Most retrievable IVC filters are designed to be retrieved via a superior approach. Occlusion of the neck and/or the central veins in the chest makes IVC filter retrieval technically challenging. A recent study described external jugular venous access as a feasible alternative to IJ venous access.1 However, since this patient had occluded brachiocephalic veins, it was not surprising that SVC could not be accessed via the smaller neck veins, including the collateral veins in the neck. Two cases have been reported in which percutaneous transhepatic access was obtained, and the IVC was accessed via the hepatic veins.2,3 This approach may pose a higher bleeding risk and risk of injury to the liver. Advanced maneuvers for filter retrieval, such as the loop-snare technique, could be more challenging given the acute angulation in such cases. Similarly, retrieval via rigid forceps would be impossible. Hence, transhepatic access was not a suitable option in this case, as the filter had been placed 20 years ago and was fractured, necessitating its removal via forceps. Filter retrieval via femoral venous access would have necessitated inverting the filter. This was considered unsafe, as the filter was fractured and likely to be fragile, thus posing a high risk of filter fragment migration to the heart while attempting this maneuver. Snaring the guidewires out through the femoral access may have eased the process of tract dilation. The potential risks of direct SVC puncture include transgression of the pleura and/or lungs with associated complications, inadvertent puncture of the arteries within the thorax with the potential difficulty in achieving hemostasis, and transgression of a high pericardial insertion. These risks were mitigated with a thinner 21 Gauge needle for the initial access, CBCT to provide direct visualization of the needle trajectory, and pullback tractography. Thus, direct SVC access may be safely used for filter retrieval in similar clinical scenarios.
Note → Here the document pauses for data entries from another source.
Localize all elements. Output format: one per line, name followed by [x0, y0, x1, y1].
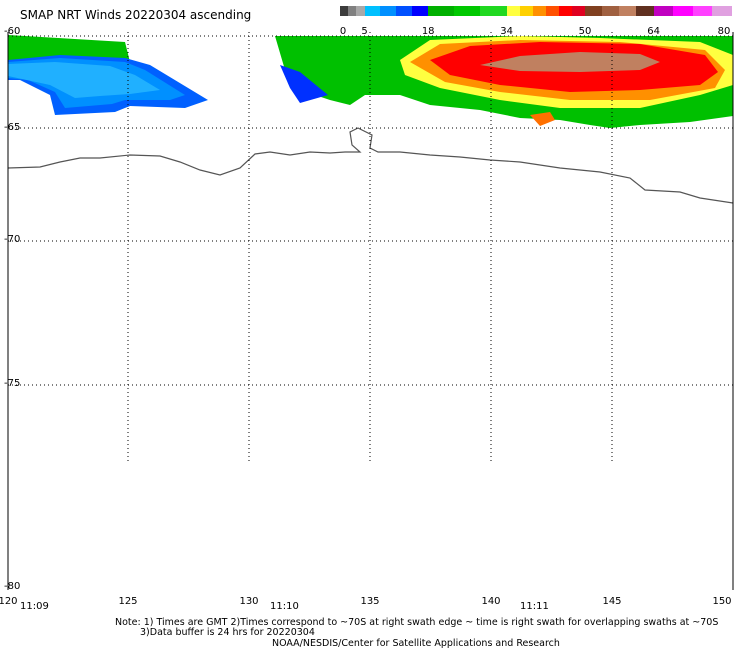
- lat-label-60: -60: [4, 26, 21, 37]
- lon-label-140: 140: [481, 596, 501, 607]
- colorbar-swatch: [571, 6, 586, 16]
- colorbar-swatch: [356, 6, 365, 16]
- colorbar-swatch: [380, 6, 397, 16]
- colorbar-swatch: [602, 6, 620, 16]
- colorbar-tick-label: 80: [717, 26, 731, 37]
- lat-label-75: -75: [4, 378, 21, 389]
- colorbar-swatch: [412, 6, 429, 16]
- colorbar-tick-label: 50: [578, 26, 592, 37]
- colorbar-swatch: [340, 6, 349, 16]
- colorbar-swatch: [545, 6, 560, 16]
- time-label-1109: 11:09: [20, 601, 49, 612]
- colorbar-swatch: [532, 6, 547, 16]
- lat-label-80: -80: [4, 581, 21, 592]
- colorbar-swatch: [519, 6, 534, 16]
- wind-swath-brown: [480, 52, 660, 72]
- map-title: SMAP NRT Winds 20220304 ascending: [20, 8, 252, 22]
- colorbar-swatch: [636, 6, 655, 16]
- wind-swath-blue-right: [280, 65, 328, 103]
- time-label-1111: 11:11: [520, 601, 549, 612]
- colorbar-swatch: [558, 6, 573, 16]
- lon-label-135: 135: [360, 596, 380, 607]
- colorbar-swatch: [348, 6, 357, 16]
- graticule: [8, 32, 733, 464]
- colorbar-swatch: [428, 6, 455, 16]
- wind-swath-lightcyan-left: [8, 62, 160, 98]
- lon-label-125: 125: [118, 596, 138, 607]
- colorbar-swatch: [364, 6, 381, 16]
- coastline: [8, 127, 733, 204]
- colorbar-tick-label: 5: [361, 26, 368, 37]
- wind-swath-orange-bottom: [530, 112, 555, 126]
- note-line-3: NOAA/NESDIS/Center for Satellite Applica…: [272, 638, 560, 649]
- time-label-1110: 11:10: [270, 601, 299, 612]
- lat-label-65: -65: [4, 122, 21, 133]
- colorbar-tick-label: 34: [500, 26, 513, 37]
- lon-label-145: 145: [602, 596, 622, 607]
- note-line-1: Note: 1) Times are GMT 2)Times correspon…: [115, 617, 719, 628]
- colorbar-swatch: [506, 6, 521, 16]
- colorbar-tick-label: 18: [421, 26, 435, 37]
- note-line-2: 3)Data buffer is 24 hrs for 20220304: [140, 627, 315, 638]
- colorbar-swatch: [585, 6, 603, 16]
- colorbar-swatch: [619, 6, 637, 16]
- colorbar-swatch: [692, 6, 713, 16]
- colorbar-swatch: [712, 6, 733, 16]
- colorbar-tick-label: 64: [647, 26, 660, 37]
- colorbar-swatch: [653, 6, 674, 16]
- colorbar-tick-label: 0: [339, 26, 347, 37]
- lat-label-70: -70: [4, 234, 21, 245]
- lon-label-130: 130: [239, 596, 259, 607]
- colorbar-swatch: [396, 6, 413, 16]
- colorbar-swatch: [454, 6, 481, 16]
- wind-speed-colorbar: 0 5 18 34 50 64 80: [340, 6, 733, 37]
- colorbar-swatch: [673, 6, 694, 16]
- lon-label-120: 120: [0, 596, 18, 607]
- colorbar-swatch: [480, 6, 508, 16]
- lon-label-150: 150: [712, 596, 732, 607]
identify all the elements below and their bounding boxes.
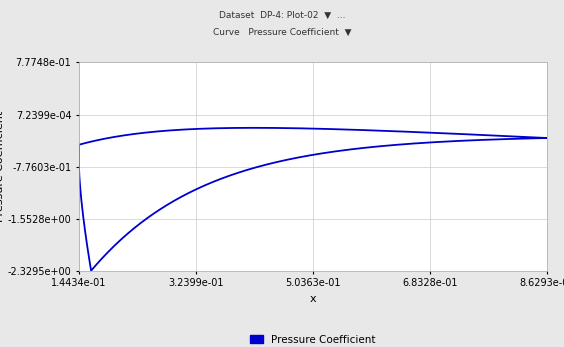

Conflict of interest disclosure

The authors declared no conflicts of interest.


  1. Zeng X, Zeng X, Zeng Q, et al. The external jugular vein is a feasible and safe alternative access for retrieval of inferior vena cava filter. J Vasc Access. 2022:11297298211064467.
  2. Hughes JA, Lynch FC. Transhepatic removal of an inferior vena cava filter. J Vasc Interv Radiol. 2012;23(7):983-985.
  3. Dionisio RG, Shin DS, Ingraham CR, Vaidya SS. Transhepatic inferior vena cava filter retrieval due to chronic occlusion of jugular and subclavian veins. Radiol Case Reports. 2019;14(11):1385-1388.